In part 1, I discussed the Current Cost unit, and briefly mentioned that it is plugged into my home server where all the software magic happens. What I didn't mention, or appreciate at the time, is that the server itself is quite an energy hog. Of course, the system was up and running 24/7 before I embarked upon this project, so I haven't just shot myself in the foot in that sense. However now that I've had a while to sit back and look at the readings, I have realised just how much energy that server has been using.


On days when I'm away from home (at work, or out for the day), I have discovered that there has been a constant load of between around 200 and 300W.

Graph of energy usage

Needless to say, when I'm not at home, there are not that many things drawing power:

  • Server
  • Network (router, wifi AP, couple of switches, Drobo)
  • Fridge/freezer unit
  • A couple of clocks and items on standby

With a bit of experimentation, I've discovered that the server accounts for somewhere between 100 and 150W of that load. The other ~50W is the network and things on standby, and the intermittent extra ~100W seems to be the fridge.

It seemed to me that this can be improved on.

Knowing You Have a Problem...

The server as it exists now is a pretty hefty beast. It's an Intel Core 2 Duo based machine, with 3GB RAM and 2x 500GB HDs (in RAID 1). Already you can probably see where the problem is. At the time this seemed like a great idea and to be fair, it has done everything I've asked of it flawlessly. However I decided that the time has come to downsize it a bit and strike a compromise between ability and energy use.

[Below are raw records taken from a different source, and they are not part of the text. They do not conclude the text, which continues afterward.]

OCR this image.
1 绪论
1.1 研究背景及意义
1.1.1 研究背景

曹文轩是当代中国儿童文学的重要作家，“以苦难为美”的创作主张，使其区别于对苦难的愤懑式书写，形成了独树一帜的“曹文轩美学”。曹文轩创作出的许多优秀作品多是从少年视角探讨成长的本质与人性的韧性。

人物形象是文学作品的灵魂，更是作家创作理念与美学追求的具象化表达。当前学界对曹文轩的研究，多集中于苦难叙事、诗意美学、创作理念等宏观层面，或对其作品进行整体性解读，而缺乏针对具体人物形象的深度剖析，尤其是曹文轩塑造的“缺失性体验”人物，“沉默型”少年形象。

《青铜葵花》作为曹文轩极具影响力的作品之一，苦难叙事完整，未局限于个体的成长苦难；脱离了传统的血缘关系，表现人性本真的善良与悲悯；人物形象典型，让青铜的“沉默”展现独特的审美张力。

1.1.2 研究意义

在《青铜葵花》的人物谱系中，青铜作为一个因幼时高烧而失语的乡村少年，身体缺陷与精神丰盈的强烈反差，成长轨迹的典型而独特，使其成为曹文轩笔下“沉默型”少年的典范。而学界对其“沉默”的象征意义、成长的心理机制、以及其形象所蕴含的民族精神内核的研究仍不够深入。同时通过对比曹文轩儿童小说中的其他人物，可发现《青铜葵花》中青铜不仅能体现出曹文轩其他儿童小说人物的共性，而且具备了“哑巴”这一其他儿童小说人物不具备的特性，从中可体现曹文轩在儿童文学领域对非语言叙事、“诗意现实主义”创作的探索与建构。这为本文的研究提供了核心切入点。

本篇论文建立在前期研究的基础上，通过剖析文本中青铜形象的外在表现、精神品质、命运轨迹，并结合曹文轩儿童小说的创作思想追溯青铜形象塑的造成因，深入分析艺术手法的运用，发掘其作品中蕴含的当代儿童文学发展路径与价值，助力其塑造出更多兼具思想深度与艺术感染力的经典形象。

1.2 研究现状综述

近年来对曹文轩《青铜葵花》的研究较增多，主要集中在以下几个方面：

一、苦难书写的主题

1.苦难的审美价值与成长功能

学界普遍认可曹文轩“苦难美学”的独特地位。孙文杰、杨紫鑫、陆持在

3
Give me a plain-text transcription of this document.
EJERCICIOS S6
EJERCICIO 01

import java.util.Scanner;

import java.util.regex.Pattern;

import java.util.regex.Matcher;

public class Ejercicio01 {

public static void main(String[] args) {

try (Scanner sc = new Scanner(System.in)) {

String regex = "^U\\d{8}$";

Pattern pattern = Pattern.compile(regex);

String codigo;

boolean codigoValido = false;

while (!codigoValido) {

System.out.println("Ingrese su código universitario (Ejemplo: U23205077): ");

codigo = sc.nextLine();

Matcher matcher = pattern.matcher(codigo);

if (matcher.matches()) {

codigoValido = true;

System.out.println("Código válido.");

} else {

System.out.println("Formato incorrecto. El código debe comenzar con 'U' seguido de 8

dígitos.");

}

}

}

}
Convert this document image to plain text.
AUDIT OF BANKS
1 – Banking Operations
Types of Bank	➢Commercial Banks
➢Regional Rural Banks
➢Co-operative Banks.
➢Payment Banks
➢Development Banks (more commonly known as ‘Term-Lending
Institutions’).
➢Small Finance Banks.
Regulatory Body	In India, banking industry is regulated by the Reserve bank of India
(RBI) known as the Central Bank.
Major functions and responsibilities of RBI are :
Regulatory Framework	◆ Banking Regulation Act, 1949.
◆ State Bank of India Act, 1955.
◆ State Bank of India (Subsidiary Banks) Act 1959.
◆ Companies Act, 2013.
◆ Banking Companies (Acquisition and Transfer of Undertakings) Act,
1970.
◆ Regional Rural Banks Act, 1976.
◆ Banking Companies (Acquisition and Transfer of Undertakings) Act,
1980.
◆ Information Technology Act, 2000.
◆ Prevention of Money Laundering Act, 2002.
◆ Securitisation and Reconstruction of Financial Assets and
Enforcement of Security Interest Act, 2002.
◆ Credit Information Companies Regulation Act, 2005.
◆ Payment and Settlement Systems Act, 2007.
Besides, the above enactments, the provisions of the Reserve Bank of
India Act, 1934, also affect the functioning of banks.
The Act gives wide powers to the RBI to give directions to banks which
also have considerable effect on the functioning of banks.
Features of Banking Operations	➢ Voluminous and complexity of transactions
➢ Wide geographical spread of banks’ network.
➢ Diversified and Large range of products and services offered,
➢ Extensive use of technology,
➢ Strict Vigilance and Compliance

... And Finding a Solution

First thing first, the two hard disk situation needs reviewing. Yes, having the security of a RAID 1 setup is nice, but that's instantly doubling the amount of power going on keeping them spinning. There's nothing so important going on for which a regular backup routine is not good enough.

The second thing is that the system itself (despite the nice "efficient" Asus motherboard) uses too much power. Instead of a big system like this, cooled my no less than three separate fans, I decided to go down the path of small and efficient and built out a new mini-ITX system.

Thanks to the Store, I obtained the parts for a brand new, small and efficient little server. It is built around a Jetway JNC96-525 fanless dual core Atom board, and has a 2GB stick of RAM (with space for another 2GB if/when I need it). The board also takes a 12V DC power input, so no need for me to buy a PSU as it's already built right in. I just provide an adequate AC/DC power brick and it is all taken care of. In place of the two big hard disks, I now have one 2.5" drive (320GB) with a spindle speed of just 5400rpm – again, this will help to save power and provides enough performance for what I need of it. The whole thing is packaged inside a tiny M350 enclosure.

Graph of energy usage

Fanless != No Fan

As you no doubt noticed, the entire system has no fans at all. It quickly turned out though that the board runs somewhat warm when inside an enclosure without any fans – too warm for my liking. Under stress, the CPU temperature (as reported by the BIOS at least) was topping 70°C. Apparently the board does run warm, but that is just too warm for me, given the fact this is meant to be running all the time. Thankfully, also stock some very quiet 40mm fans (which fit the fan slots in the case), so I added one of those and configured the motherboard to throttle the speed according to the temperature. I still have it running warm, but far less warm than it was before, and it's still almost as silent.

Watt's Going On?

After all this, you're expecting it to use less power right? Me too – that was the entire idea. And thankfully, it does. It now sits somewhere between 25-40W, which is a big improvement. All in all, I'd call it a success. The only downside is that it seems the less power is drawn, the less accurate the Current Cost seems to be. Having said that, it is well known that this type of device is not 100% accurate, especially when dealing with certain types of loads. This is a compromise I knew about when I first bought it and set this all up, and it's one I'm happy to live with.